Nearly 3,000 patriots paid dearly for that decision. After taking about 150 casualties, Magaw surrendered 2,800 men to the British in a disastrous defeat.
Washington Leads, Sort of…
Washington’s initial public response - his letter to Congress on November 16 - was carefully framed. He relayed that he had given Greene discretionary authority; Greene had exercised it. The result followed. The letter was technically accurate. But politically protective of his own interests.
His private letter to his brother was more raw: the fort had been held “contrary to my Wishes and opinion,” and its loss was “to my great grief.”
What he didn’t do in his letters to Congress or to his brother was take ownership of fully delegating the decision to Greene, despite Greene’s clear inexperience.
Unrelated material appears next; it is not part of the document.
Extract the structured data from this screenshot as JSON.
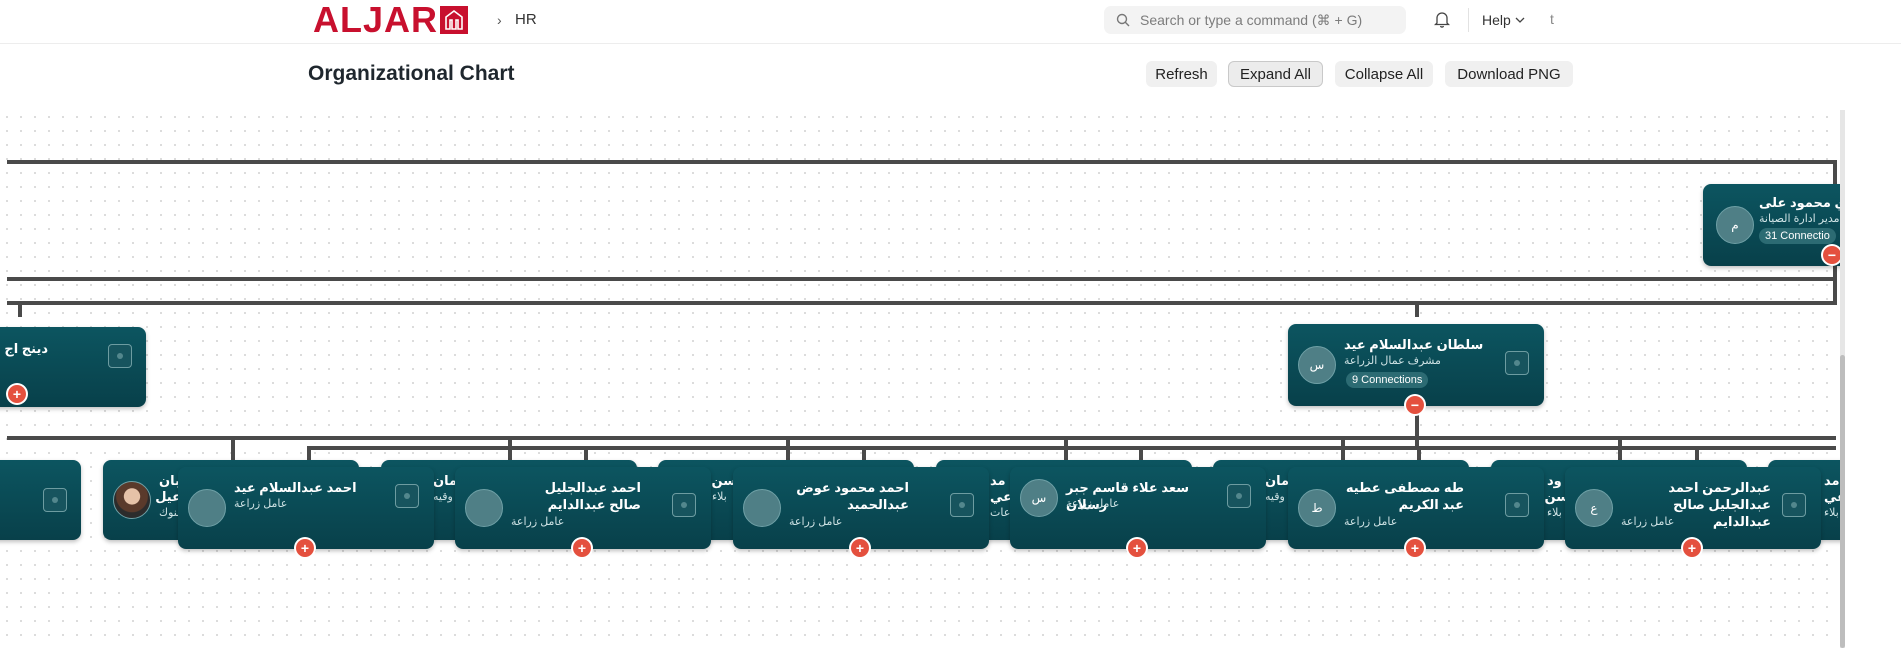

Or acknowledge that he didn’t trust or act on his own instincts.
The reality was that Washington was still a bit of a novice himself. More experienced than Greene, certainly. But many years had passed since he was in active service, and even then he wasn’t required to lead men the way he was now.
So while he didn’t quite throw Greene under the bus, he didn’t defend the lack of resources Greene was working with, nor act like a commander in chief.
To his credit, he didn’t relieve Greene either. He just shortened the leash and brought him under his direct command.
Six weeks after Fort Washington, Washington put Greene in command of one of the two columns crossing the Delaware on Christmas night to attack Trenton. Not a rehabilitative sideshow - Washington’s own column. The message to the army was impossible to miss: Fort Washington was a setback, not a verdict.
What followed was a careful calibration that most leaders never manage. Washington gave Greene responsibilities that grew in stages. Trenton. Princeton. Brandywine, where Greene’s division made a desperate four-mile forced march to plug a collapsing line and likely saved the army from destruction. At each stage, a little more rope, a little more independence, a little more trust. The leash grew longer as the judgment proved sound.
When, in the winter of 1777-78, a faction - the Conway Cabal - tried to replace Washington with Horatio Gates, Greene sided with Washington. Publicly, loudly, and at personal cost.
Greene became a political target precisely because of his closeness to the commander-in-chief. He accepted that. The loyalty Washington had invested in Greene, Greene returned when Washington needed it most.